Selinexor (KPT-330) in Combination with Immune Checkpoint Inhibition in Uveal Melanoma: A Phase 1B Trial.

Abstract

Introduction: Uveal melanoma remains a disease with aggressive behavior and poor prognosis despite advances in clinical management. Because monotherapy with immune checkpoint inhibitors has led to limited improvement in response rates, combination with other agents that act on the biological basis of oncogenesis has been proposed as a possible therapeutic strategy.

Methods: We designed a phase 1b trial to test the safety and tolerability of selinexor in combination with immune checkpoint inhibitors in patients with advanced uveal melanoma. Patients received selinexor 60 mg PO twice weekly with standard of care, commercially available immune checkpoint inhibitor of the investigator's choice. In one patient receiving nivolumab and ipilimumab as the immunotherapy backbone, selinexor 60 mg PO was given once weekly.
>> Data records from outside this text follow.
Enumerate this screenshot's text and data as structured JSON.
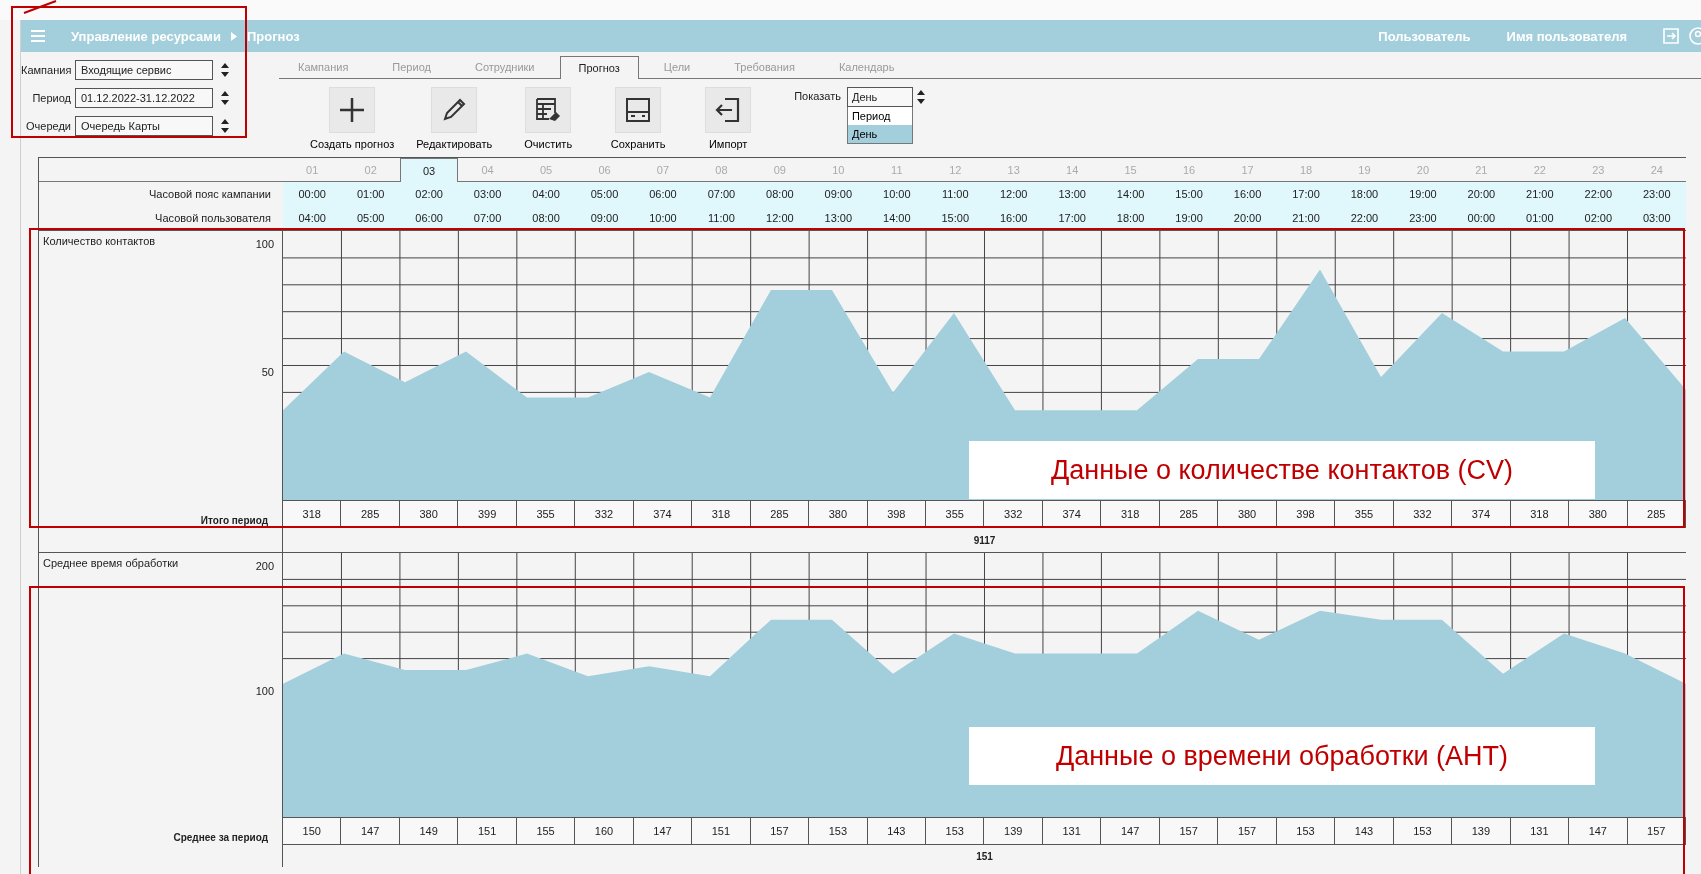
{
  "header": {
    "breadcrumb": [
      "Управление ресурсами",
      "Прогноз"
    ],
    "user_label": "Пользователь",
    "user_name": "Имя пользователя"
  },
  "filters": [
    {
      "label": "Кампания",
      "value": "Входящие сервис"
    },
    {
      "label": "Период",
      "value": "01.12.2022-31.12.2022"
    },
    {
      "label": "Очереди",
      "value": "Очередь Карты"
    }
  ],
  "tabs": [
    {
      "label": "Кампания",
      "selected": false
    },
    {
      "label": "Период",
      "selected": false
    },
    {
      "label": "Сотрудники",
      "selected": false
    },
    {
      "label": "Прогноз",
      "selected": true
    },
    {
      "label": "Цели",
      "selected": false
    },
    {
      "label": "Требования",
      "selected": false
    },
    {
      "label": "Календарь",
      "selected": false
    }
  ],
  "toolbar": [
    {
      "label": "Создать прогноз",
      "kind": "plus"
    },
    {
      "label": "Редактировать",
      "kind": "pencil"
    },
    {
      "label": "Очистить",
      "kind": "sheet"
    },
    {
      "label": "Сохранить",
      "kind": "save"
    },
    {
      "label": "Импорт",
      "kind": "import"
    }
  ],
  "show": {
    "label": "Показать",
    "value": "День",
    "options": [
      {
        "label": "Период",
        "selected": false
      },
      {
        "label": "День",
        "selected": true
      }
    ]
  },
  "days": [
    {
      "label": "01",
      "selected": false
    },
    {
      "label": "02",
      "selected": false
    },
    {
      "label": "03",
      "selected": true
    },
    {
      "label": "04",
      "selected": false
    },
    {
      "label": "05",
      "selected": false
    },
    {
      "label": "06",
      "selected": false
    },
    {
      "label": "07",
      "selected": false
    },
    {
      "label": "08",
      "selected": false
    },
    {
      "label": "09",
      "selected": false
    },
    {
      "label": "10",
      "selected": false
    },
    {
      "label": "11",
      "selected": false
    },
    {
      "label": "12",
      "selected": false
    },
    {
      "label": "13",
      "selected": false
    },
    {
      "label": "14",
      "selected": false
    },
    {
      "label": "15",
      "selected": false
    },
    {
      "label": "16",
      "selected": false
    },
    {
      "label": "17",
      "selected": false
    },
    {
      "label": "18",
      "selected": false
    },
    {
      "label": "19",
      "selected": false
    },
    {
      "label": "20",
      "selected": false
    },
    {
      "label": "21",
      "selected": false
    },
    {
      "label": "22",
      "selected": false
    },
    {
      "label": "23",
      "selected": false
    },
    {
      "label": "24",
      "selected": false
    }
  ],
  "timezone_rows": [
    {
      "label": "Часовой пояс кампании",
      "values": [
        "00:00",
        "01:00",
        "02:00",
        "03:00",
        "04:00",
        "05:00",
        "06:00",
        "07:00",
        "08:00",
        "09:00",
        "10:00",
        "11:00",
        "12:00",
        "13:00",
        "14:00",
        "15:00",
        "16:00",
        "17:00",
        "18:00",
        "19:00",
        "20:00",
        "21:00",
        "22:00",
        "23:00"
      ]
    },
    {
      "label": "Часовой пользователя",
      "values": [
        "04:00",
        "05:00",
        "06:00",
        "07:00",
        "08:00",
        "09:00",
        "10:00",
        "11:00",
        "12:00",
        "13:00",
        "14:00",
        "15:00",
        "16:00",
        "17:00",
        "18:00",
        "19:00",
        "20:00",
        "21:00",
        "22:00",
        "23:00",
        "00:00",
        "01:00",
        "02:00",
        "03:00"
      ]
    }
  ],
  "panels": [
    {
      "title": "Количество контактов",
      "chart_data": {
        "type": "area",
        "ylim": [
          0,
          105
        ],
        "yticks": [
          50,
          100
        ],
        "grid": true,
        "series": [
          {
            "color": "#a3cfdd",
            "values": [
              35,
              58,
              46,
              58,
              40,
              40,
              50,
              40,
              82,
              82,
              42,
              73,
              35,
              35,
              35,
              55,
              55,
              90,
              48,
              73,
              58,
              58,
              71,
              43
            ]
          }
        ]
      },
      "total_label": "Итого период",
      "totals": [
        "318",
        "285",
        "380",
        "399",
        "355",
        "332",
        "374",
        "318",
        "285",
        "380",
        "398",
        "355",
        "332",
        "374",
        "318",
        "285",
        "380",
        "398",
        "355",
        "332",
        "374",
        "318",
        "380",
        "285"
      ],
      "sum": "9117"
    },
    {
      "title": "Среднее время обработки",
      "chart_data": {
        "type": "area",
        "ylim": [
          0,
          210
        ],
        "yticks": [
          100,
          200
        ],
        "grid": true,
        "series": [
          {
            "color": "#a3cfdd",
            "values": [
              106,
              130,
              117,
              117,
              130,
              112,
              120,
              112,
              157,
              157,
              114,
              146,
              130,
              130,
              130,
              164,
              141,
              164,
              157,
              157,
              114,
              146,
              130,
              106
            ]
          }
        ]
      },
      "total_label": "Среднее за период",
      "totals": [
        "150",
        "147",
        "149",
        "151",
        "155",
        "160",
        "147",
        "151",
        "157",
        "153",
        "143",
        "153",
        "139",
        "131",
        "147",
        "157",
        "157",
        "153",
        "143",
        "153",
        "139",
        "131",
        "147",
        "157"
      ],
      "sum": "151"
    }
  ],
  "annotations": [
    {
      "text": "Данные о количестве контактов (CV)"
    },
    {
      "text": "Данные о времени обработки (АНТ)"
    }
  ]
}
Results: We included 10 patients with uveal melanoma who received treatment with either selinexor plus pembrolizumab (n = 9) or selinexor plus nivolumab and ipilimumab (n = 1). The most common adverse events of any grade were neutropenia, thrombocytopenia, leukopenia, and anemia. Additional common nonhematological toxicities included hyponatremia, nausea, and vomiting. Dose reductions were required in six patients (60%). Among nine patients with evaluable disease, eight had stable disease as the best response. The median progression-free and overall survival were 6 months (95% CI: 4, not reached and 17 months (95% CI: 7, not reached), respectively.

Conclusion: The combination of selinexor and immunotherapy was safe and showed a side effect profile consistent with previous reports. Clinical benefit was achieved in most patients and should be validated in larger phase 2 trials. ClinicalTrials.gov ID: NCT02419495.